← Back to stories A modern industrial building with yellow accents and a chain link fence in the foreground.
Photo by Markus Winkler on Pexels
虎嗅 2026-04-03

Refusing to bow to Chinese rivals, Honda's legendary unit 'revives'

Move to revive an engineering creed

Honda (本田) has quietly reversed a major organizational change and is reviving its independent research arm, it has been reported. Faced with the speed and scale of China’s auto supply chain — a fully automated parts factory that also supplies Tesla was singled out during a recent visit by Honda president 三部敏宏 — company leadership concluded they “completely have no chance” unless they acted. From April 1, 2026, thousands of vehicle development engineers will be moved under the re-established Honda R&D (本田研发), restoring an old model that granted engineers autonomy from commercial management.

Why this matters now

The move is an explicit bet that autonomy and long-term engineering focus can counter China’s rapid iteration and low-cost manufacturing. Honda traces the R&D unit’s origins to founder Soichiro Honda (本田宗一郎) and credits it with landmark work such as the CVCC engine that met U.S. emissions rules in the 1970s. But in 2020 then‑president Takahiro Hachigo (八乡隆弘) folded the unit back into the parent to speed up product-to-market timelines. Now, leadership has backtracked, arguing that centralized efficiency has left Honda lagging in China where development cycles run 18–24 months — roughly half the time of many Japanese rivals.
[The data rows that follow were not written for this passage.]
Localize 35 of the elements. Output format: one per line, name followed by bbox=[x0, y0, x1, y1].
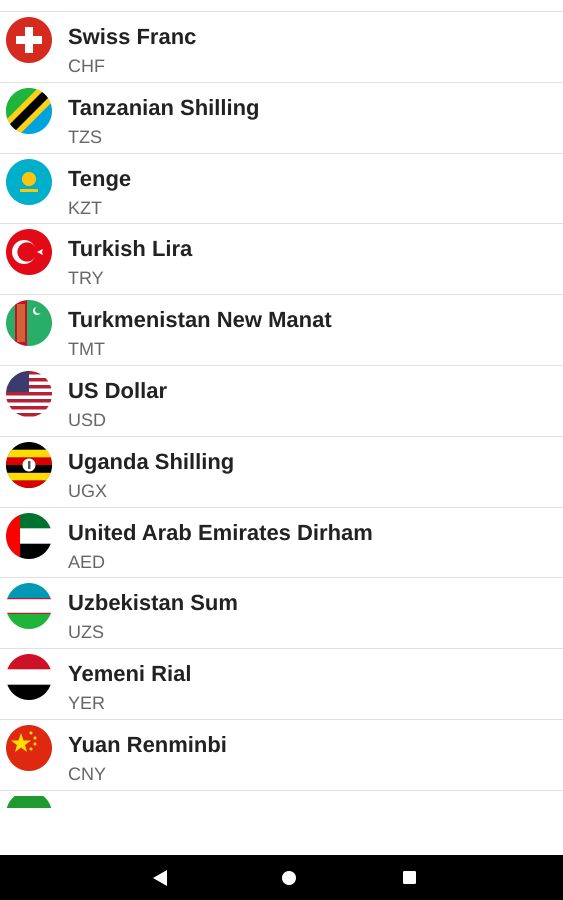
currency-code: KZT bbox=[68, 198, 103, 218]
currency-code: TZS bbox=[68, 126, 103, 147]
currency-code: TRY bbox=[68, 268, 105, 288]
flag-icon bbox=[6, 583, 52, 630]
currency-code: CNY bbox=[68, 764, 108, 784]
currency-name: Uzbekistan Sum bbox=[68, 590, 238, 616]
currency-code: USD bbox=[68, 410, 108, 430]
flag-icon bbox=[6, 88, 52, 134]
flag-icon bbox=[6, 442, 52, 488]
flag-icon bbox=[6, 300, 52, 346]
flag-icon bbox=[6, 158, 52, 205]
currency-name: Yemeni Rial bbox=[68, 661, 192, 688]
currency-code: CHF bbox=[68, 56, 106, 76]
flag-icon bbox=[6, 229, 52, 276]
back-icon[interactable] bbox=[153, 870, 167, 886]
currency-name: Yuan Renminbi bbox=[68, 732, 227, 758]
currency-name: Turkmenistan New Manat bbox=[68, 307, 332, 334]
currency-code: UGX bbox=[68, 480, 108, 501]
currency-name: Swiss Franc bbox=[68, 24, 196, 50]
currency-name: Turkish Lira bbox=[68, 236, 192, 262]
flag-icon bbox=[6, 724, 52, 771]
flag-icon bbox=[6, 512, 52, 559]
currency-code: UZS bbox=[68, 622, 105, 642]
currency-name: Tenge bbox=[68, 166, 132, 192]
flag-icon bbox=[6, 370, 52, 417]
flag-icon bbox=[6, 654, 52, 700]
currency-name: Uganda Shilling bbox=[68, 448, 234, 475]
currency-code: AED bbox=[68, 552, 106, 572]
currency-code: YER bbox=[68, 693, 106, 714]
currency-code: TMT bbox=[68, 339, 106, 360]
currency-name: Tanzanian Shilling bbox=[68, 94, 260, 121]
home-icon[interactable] bbox=[282, 870, 296, 884]
currency-name: US Dollar bbox=[68, 378, 168, 404]
currency-name: United Arab Emirates Dirham bbox=[68, 520, 373, 546]
flag-icon bbox=[6, 17, 52, 63]
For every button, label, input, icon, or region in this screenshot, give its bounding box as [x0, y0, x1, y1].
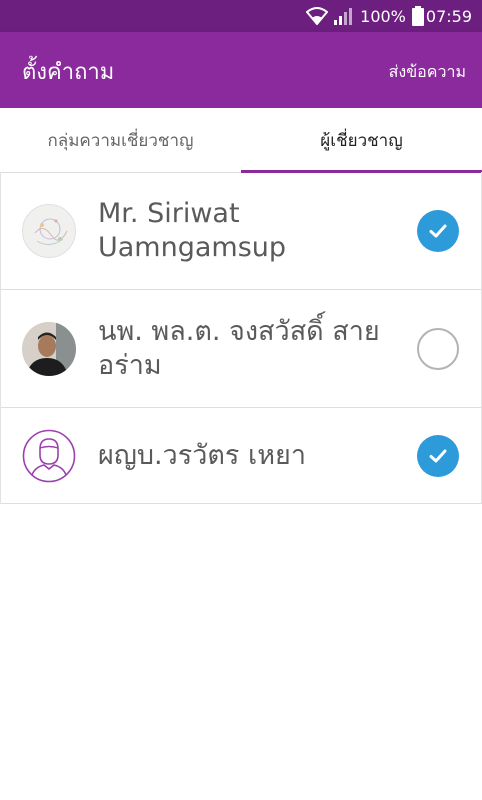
- list-item[interactable]: นพ. พล.ต. จงสวัสดิ์ สายอร่าม: [1, 290, 481, 408]
- expert-name: ผญบ.วรวัตร เหยา: [98, 440, 306, 471]
- tab-expertise-groups[interactable]: กลุ่มความเชี่ยวชาญ: [0, 108, 241, 172]
- status-time: 07:59: [425, 6, 472, 26]
- doodle-avatar-icon: [22, 204, 76, 258]
- tab-bar: กลุ่มความเชี่ยวชาญ ผู้เชี่ยวชาญ: [0, 108, 482, 173]
- list-item[interactable]: Mr. Siriwat Uamngamsup: [1, 172, 481, 290]
- photo-avatar-icon: [22, 322, 76, 376]
- expert-list: Mr. Siriwat Uamngamsup นพ. พล.ต. จงสวัสด…: [0, 172, 482, 504]
- selected-check-icon[interactable]: [417, 210, 459, 252]
- tab-experts[interactable]: ผู้เชี่ยวชาญ: [241, 108, 482, 172]
- expert-name: Mr. Siriwat Uamngamsup: [98, 198, 287, 263]
- unselected-check-icon[interactable]: [417, 328, 459, 370]
- status-bar: 100% 07:59: [0, 0, 482, 32]
- signal-icon: [334, 7, 354, 25]
- app-bar: ตั้งคำถาม ส่งข้อความ: [0, 32, 482, 108]
- expert-name: นพ. พล.ต. จงสวัสดิ์ สายอร่าม: [98, 316, 380, 381]
- wifi-icon: [306, 7, 329, 25]
- default-person-avatar-icon: [22, 429, 76, 483]
- page-title: ตั้งคำถาม: [22, 60, 115, 85]
- selected-check-icon[interactable]: [417, 435, 459, 477]
- send-message-button[interactable]: ส่งข้อความ: [389, 60, 466, 85]
- battery-icon: [411, 6, 424, 26]
- list-item[interactable]: ผญบ.วรวัตร เหยา: [1, 408, 481, 504]
- battery-percent: 100%: [360, 6, 406, 26]
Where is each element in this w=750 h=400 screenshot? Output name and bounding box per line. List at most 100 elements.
Competitive and geopolitical context

The reset comes amid a broader reshaping of Japan’s auto approach to China. Toyota (丰田) and Nissan (日产) have leaned into local partnerships and handed more product autonomy to China teams; Toyota’s China sales reportedly rose to 1.78 million in 2025, while Nissan narrowed its declines. By contrast Honda’s China new‑car sales tumbled to about 640,000 in 2025, down 24% year‑on‑year, and factory capacity utilization in China has slipped into loss-making territory. It has been reported that Honda also trimmed headline electrification spending in 2025, preserving a smaller, targeted pool for software-defined vehicle work — a response shaped by both market pressure and the wider U.S.–China technology rivalry that is forcing auto groups to rethink supply chains and software strategies.

Can culture change be a competitive weapon?

Skeptics warn that re-creating a legal and operationally independent R&D body is not a guaranteed fix. It has been reported that internal dissent remains and analysts say mere organizational reversal won’t instantly close gaps in software, data and production automation where Chinese firms excel. Still, Honda’s leadership frames the move as existential: this is not a tweak, but an attempt to restore engineering independence and renew long‑cycle innovation. The question now is simple: can the restored Honda R&D translate legacy engineering freedom into the speed and software capability needed to compete in 2020s China?